According to Iranian authorities, on Wednesday, a security guard shot and killed a prominent Iranian cleric and member of a powerful government committee at a bank in the northern province of Mazandaran.
The cleric, Ayatollah Abbas Ali Soleimani, is seen sitting on a chair in the bank in footage from the CCTV camera that was broadcast by Iranian news outlets. At that point, the security guard casually approaches him from behind, points his rifle at his head, and fires a shot.
As the guard calmly moves to the side, 75-year-old Ayatollah Soleimani slumps in the chair with his white turban thrown to the ground.
Strangely, no one comes to the cleric’s aid right away, and the room stays pretty calm. The security guard is wrestled from his gun by two men, who then appear to let him go. The specialists said he was subsequently secured.
There were no other reports of injuries, and the cleric appeared to be the only target of the shooting.
“Up to this point, our data and reports show that this was not a security or fear based oppressor act,” Mohammad Hosseinipour, the legislative head of Mazandaran, said on state TV, adding that “the aggressor shot haphazardly and didn’t actually know Ayatollah Soleimani.”
Iran’s religious establishment, which has been the target of public outrage and protests for months, was shaken by the attack.

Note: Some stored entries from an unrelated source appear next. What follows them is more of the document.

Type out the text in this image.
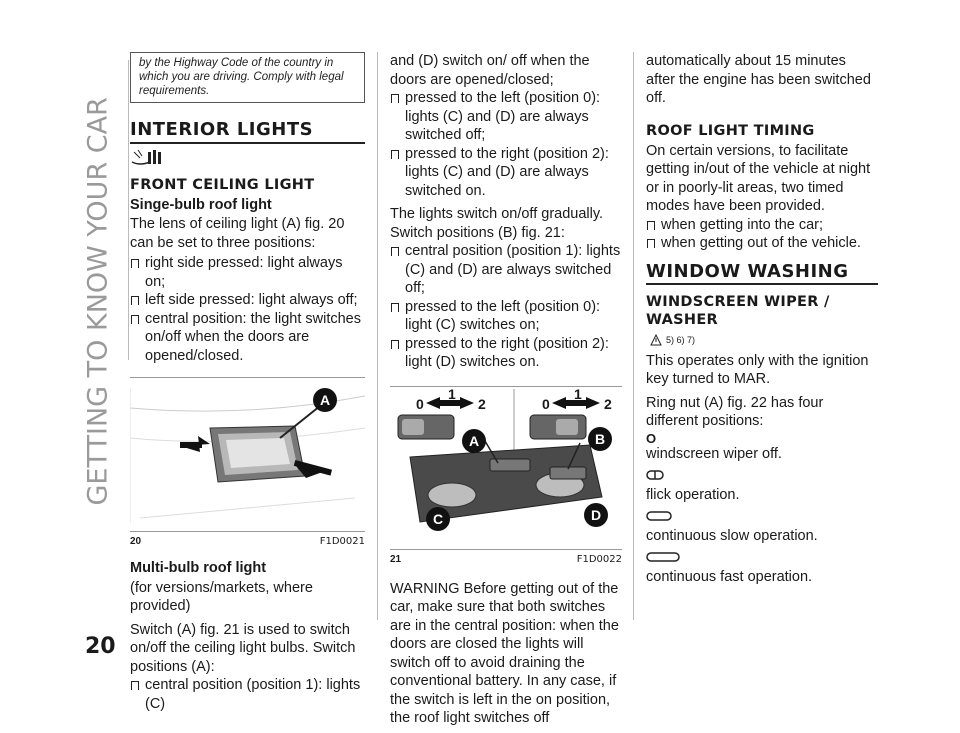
GETTING TO KNOW YOUR CAR
20
by the Highway Code of the country in which you are driving. Comply with legal requirements.
INTERIOR LIGHTS
FRONT CEILING LIGHT
Singe-bulb roof light

The lens of ceiling light (A) fig. 20 can be set to three positions:

right side pressed: light always on;
left side pressed: light always off;
central position: the light switches on/off when the doors are opened/closed.
A
20	F1D0021
Multi-bulb roof light

(for versions/markets, where provided)

Switch (A) fig. 21 is used to switch on/off the ceiling light bulbs. Switch positions (A):

central position (position 1): lights (C)

and (D) switch on/ off when the doors are opened/closed;

pressed to the left (position 0): lights (C) and (D) are always switched off;
pressed to the right (position 2): lights (C) and (D) are always switched on.

The lights switch on/off gradually. Switch positions (B) fig. 21:

central position (position 1): lights (C) and (D) are always switched off;
pressed to the left (position 0): light (C) switches on;
pressed to the right (position 2): light (D) switches on.
0
1
2	0
1
2
A	B
C	D
21	F1D0022

WARNING Before getting out of the car, make sure that both switches are in the central position: when the doors are closed the lights will switch off to avoid draining the conventional battery. In any case, if the switch is left in the on position, the roof light switches off

automatically about 15 minutes after the engine has been switched off.

ROOF LIGHT TIMING

On certain versions, to facilitate getting in/out of the vehicle at night or in poorly-lit areas, two timed modes have been provided.

when getting into the car;
when getting out of the vehicle.
WINDOW WASHING
WINDSCREEN WIPER / WASHER
5) 6) 7)

This operates only with the ignition key turned to MAR.

Ring nut (A) fig. 22 has four different positions:

O
windscreen wiper off.
flick operation.
continuous slow operation.
continuous fast operation.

President Ibrahim Raisi required a quick examination concerning the intentions of the professional killer and into whether there were associates.
Ayatollah Soleimani was a member of the powerful Assembly of Experts, a clerical body with 88 members that oversees the country’s supreme leader and names a successor if necessary. He had served for a very long time as the delegated delegate of Iran’s preeminent chief, Ayatollah Ali Khamenei, to the territory of Sistan and Baluchestan, and as a head of Friday Petition in a few urban communities. Targeted harassment and attacks on clerics have increased over the past year, despite the fact that gun violence is uncommon in Iran and the assailant’s motive was not yet known. Mahsa Amini, 22, died in custody after being detained for allegedly violating Iran’s hijab laws, which sparked the revolt against clerical rule.
Shia clerics are viewed as emblems of the theocracy of the Islamic Republic, and many Iranians attribute the country’s numerous issues, such as social oppression, gender discrimination, corruption, and the dire state of the economy, to them.
Some young people started a movement called “turban tossing” during the protests that took place in Iran from September to January. In this movement, they would take a cleric’s turban, toss it to the ground, and upload a video to social media. Some theological school understudies in the city of Qom have told the Iranian news media that they have quit showing up in broad daylight in their administrative attire because of a paranoid fear of being gone after.
Mohammad Javad Akbarin, a former clerical apprentice at the Qom seminary who has since become a dissident, stated in a post that he made to Twitter following the shooting, “The society is so resentful of clerics that if it sees a gun it will shoot the first cleric in sight.”
Mohammad Ali Abtahi, a reformist minister and previous VP of Iran, posted a photograph on his Message channel on Tuesday showing him in his vehicle without his administrative turban. ” Not that I don’t have a turban,” he composed. ” It’s on the seat close to me so I don’t get slurs.”
The Revolutionary Guards Corps-affiliated Fars News Agency published a list of clerics who had been attacked in the past ten years in April 2022, stating that “the respect for religious clerics has diminished and they face insults.”
Around the same time, a Sunni fanatic outcast from Afghanistan cut three Shia priests, killing two of them, at a strict sanctuary in the northeastern city of Mashhad. In June 2022, the attacker was hanged.